A Revolução Russa como Revolução Passiva?


Jaldes Meneses

Seria a Revolução Russa um processo de Revolução Passiva? Entre os principais debates intelectuais na Rússia Soviética na década de 1920 estavam os confrontos de duas teses estratégicas de ritmo de desenvolvimento. Um primeiro grupo, entre os quais se destacava a formulação de Preobrazhenski (1979),  defendia a tese de uma industrialização rápida, na voragem de uma radical “acumulação primitiva do socialismo”. Por seu turno, um segundo grupo, entre os quais se destacava Bukharin (1974), defendia um processo em ritmo mais lento de construção econômica do socialismo, baseado no estímulo à acumulação interna fornecida pela propriedade rural. No final da década a polêmica foi decidida. Stalin, que oscilava entre os dois grupos, a depender a correlação de forças, tomou as rédeas do poder e implantou um regime de bonapartismo (cesarismo) progressivo (Gramsci, 2000 C13: 76-79) que acabou se consolidando como um socialismo de Estado de sociedade civil amorfa e reprodução burocrática total.  

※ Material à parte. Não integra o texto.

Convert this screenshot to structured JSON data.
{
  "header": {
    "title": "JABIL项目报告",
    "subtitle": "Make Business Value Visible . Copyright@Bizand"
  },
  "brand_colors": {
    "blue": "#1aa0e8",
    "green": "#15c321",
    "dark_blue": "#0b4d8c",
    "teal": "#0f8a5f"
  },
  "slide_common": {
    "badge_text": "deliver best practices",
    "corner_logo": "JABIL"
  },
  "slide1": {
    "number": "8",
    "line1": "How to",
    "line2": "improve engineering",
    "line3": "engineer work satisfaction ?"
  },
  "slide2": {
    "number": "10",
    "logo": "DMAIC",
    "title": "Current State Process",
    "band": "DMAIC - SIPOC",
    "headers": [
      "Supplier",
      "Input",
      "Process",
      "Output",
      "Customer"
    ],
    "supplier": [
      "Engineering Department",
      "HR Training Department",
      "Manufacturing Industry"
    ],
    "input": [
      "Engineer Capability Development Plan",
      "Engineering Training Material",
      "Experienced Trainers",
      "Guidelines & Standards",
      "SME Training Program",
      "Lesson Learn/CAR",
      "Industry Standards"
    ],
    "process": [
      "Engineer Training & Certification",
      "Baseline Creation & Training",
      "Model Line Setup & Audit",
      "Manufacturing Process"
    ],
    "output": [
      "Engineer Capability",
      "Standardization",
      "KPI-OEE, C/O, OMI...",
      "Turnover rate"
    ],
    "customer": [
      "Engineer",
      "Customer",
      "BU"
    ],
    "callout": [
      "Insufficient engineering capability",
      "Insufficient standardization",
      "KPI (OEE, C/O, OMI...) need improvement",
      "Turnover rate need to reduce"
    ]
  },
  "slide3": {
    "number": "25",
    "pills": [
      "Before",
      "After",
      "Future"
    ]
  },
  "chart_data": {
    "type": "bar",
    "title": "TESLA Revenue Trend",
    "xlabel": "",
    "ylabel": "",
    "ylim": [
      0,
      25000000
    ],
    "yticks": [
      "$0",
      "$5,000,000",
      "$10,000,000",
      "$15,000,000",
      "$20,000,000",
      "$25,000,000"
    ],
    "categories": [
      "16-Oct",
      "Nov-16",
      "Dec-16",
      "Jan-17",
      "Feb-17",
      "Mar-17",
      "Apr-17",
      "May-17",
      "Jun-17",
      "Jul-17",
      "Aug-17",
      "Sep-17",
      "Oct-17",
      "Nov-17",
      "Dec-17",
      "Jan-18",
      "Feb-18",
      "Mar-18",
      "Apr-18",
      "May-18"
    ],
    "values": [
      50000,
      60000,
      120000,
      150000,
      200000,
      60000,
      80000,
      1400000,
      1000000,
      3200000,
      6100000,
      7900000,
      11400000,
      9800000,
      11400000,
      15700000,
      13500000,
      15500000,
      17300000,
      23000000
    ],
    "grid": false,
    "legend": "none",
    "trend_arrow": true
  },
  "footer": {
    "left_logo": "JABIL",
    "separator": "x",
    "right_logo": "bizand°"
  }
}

Quando a chapa esquentou, no primeiro plano quinquenal (1928-1932) e na coletivização forçada da agricultura (1929-1931), numa dessas ironias da história, o realismo político de Stalin não contou pruridos. Aproveitou o fulcro das idéias de acumulação intensiva de seus adversários. Cautelosas, as indicações de Gramsci sobre a União Soviética, neste período, após as mesuras de praxe de reconhecer o esforço heróico, são repletas de críticas veladas à estratégia de construção econômica do socialismo levadas adiante pelo grupo de Stalin.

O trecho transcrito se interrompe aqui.